SEOUL (Reuters) -Emergency departments at all but one of South Korea's biggest hospitals were on red alert on Thursday as trainee doctors vowed to stay off the job in protest at government plans to increase medical school admissions to boost the healthcare sector.

The protests by almost two-thirds of the country's young doctors, which began this week, has forced hospitals to turn away patients and cancel procedures, raising fears about further disruptions to the medical system should the dispute drag on.

So far, more than 8,400 doctors have joined the walkout, the health ministry said, equivalent to about 64% of the entire resident and intern doctors in South Korea.


The government has threatened to arrest the doctors leading the walkout. The physicians are protesting against a government plan to increase the number of students admitted to medical school in a bid to bolster the healthcare system of one of the world's most rapidly ageing societies.

The doctors say the real issue is pay and working conditions. Park Dan, head of the Korea Interns and Residents Association which is taking part in the protest, said he was willing to be arrested, so that the doctors' demands are heard.

"Everyone is angry and frustrated, so we are all leaving hospitals. Please hear our voices," he said in a radio interview, adding they were open to dialogue if the government was ready to hear their demands.

Some doctors say the increase in admissions will compromise the quality of medical education, a concern about 200 doctors and medical college students raised at a protest rally in the southwestern province of North Jeolla.


"We took to the streets like this because we are concerned that South Korea’s medical system, which is the most envied in the world, would collapse," Um Chul, head of the Jeonbuk Medical Association, was quoted by Yonhap news agency as saying.

"Doctors aren't playing turf wars," he added.

More doctors in Seoul are due to hold a rally later on Thursday in front of President Yoon Suk Yeol's office.

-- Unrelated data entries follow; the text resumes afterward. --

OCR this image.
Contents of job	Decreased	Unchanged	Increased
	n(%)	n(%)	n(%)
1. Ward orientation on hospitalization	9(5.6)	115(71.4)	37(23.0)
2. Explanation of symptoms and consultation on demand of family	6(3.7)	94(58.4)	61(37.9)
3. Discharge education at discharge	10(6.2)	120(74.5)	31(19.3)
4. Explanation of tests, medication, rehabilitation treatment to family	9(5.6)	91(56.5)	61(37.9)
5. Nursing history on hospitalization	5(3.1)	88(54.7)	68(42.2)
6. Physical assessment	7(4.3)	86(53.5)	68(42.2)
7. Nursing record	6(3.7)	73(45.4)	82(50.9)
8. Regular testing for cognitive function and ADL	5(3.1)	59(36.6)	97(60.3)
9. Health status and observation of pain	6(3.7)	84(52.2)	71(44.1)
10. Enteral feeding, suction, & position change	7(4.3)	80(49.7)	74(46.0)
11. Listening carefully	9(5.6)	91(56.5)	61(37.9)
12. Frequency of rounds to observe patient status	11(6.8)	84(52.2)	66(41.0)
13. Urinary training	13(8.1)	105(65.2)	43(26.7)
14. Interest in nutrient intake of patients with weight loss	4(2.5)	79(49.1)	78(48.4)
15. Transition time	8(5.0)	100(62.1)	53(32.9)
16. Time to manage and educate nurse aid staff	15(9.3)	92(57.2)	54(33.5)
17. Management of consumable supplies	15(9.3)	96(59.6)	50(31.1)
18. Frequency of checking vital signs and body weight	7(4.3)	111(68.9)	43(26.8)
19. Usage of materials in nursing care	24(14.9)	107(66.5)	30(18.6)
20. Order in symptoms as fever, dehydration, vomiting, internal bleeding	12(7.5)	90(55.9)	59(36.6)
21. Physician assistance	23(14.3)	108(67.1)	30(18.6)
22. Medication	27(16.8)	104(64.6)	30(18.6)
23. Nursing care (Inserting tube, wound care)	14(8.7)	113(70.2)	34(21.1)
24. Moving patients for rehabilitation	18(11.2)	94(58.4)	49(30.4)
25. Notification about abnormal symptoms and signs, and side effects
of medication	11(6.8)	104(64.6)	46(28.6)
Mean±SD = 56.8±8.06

Government officials are calling on doctors to stop their protests and prioritise patients.


Many Koreans support the government's plan, with a recent Gallup Korea poll showing about 76 percent of respondents in favour, regardless of political affiliation.

During a hearing in parliament, Prime Minister Han Duck-soo rejected claims by some doctors that the plan to increase the number of medical students was aimed at gaining votes ahead of April's general election.

The protesters say South Korea has enough doctors, and that the government needs to increase pay and reduce the workload, particularly in key areas such as paediatrics and emergency medicine, before recruiting more students.

Motel rooms and rental houses were fully booked near Seoul's major hospitals by patients from the countryside whose procedures have been delayed, newspaper JoongAng Ilbo reported.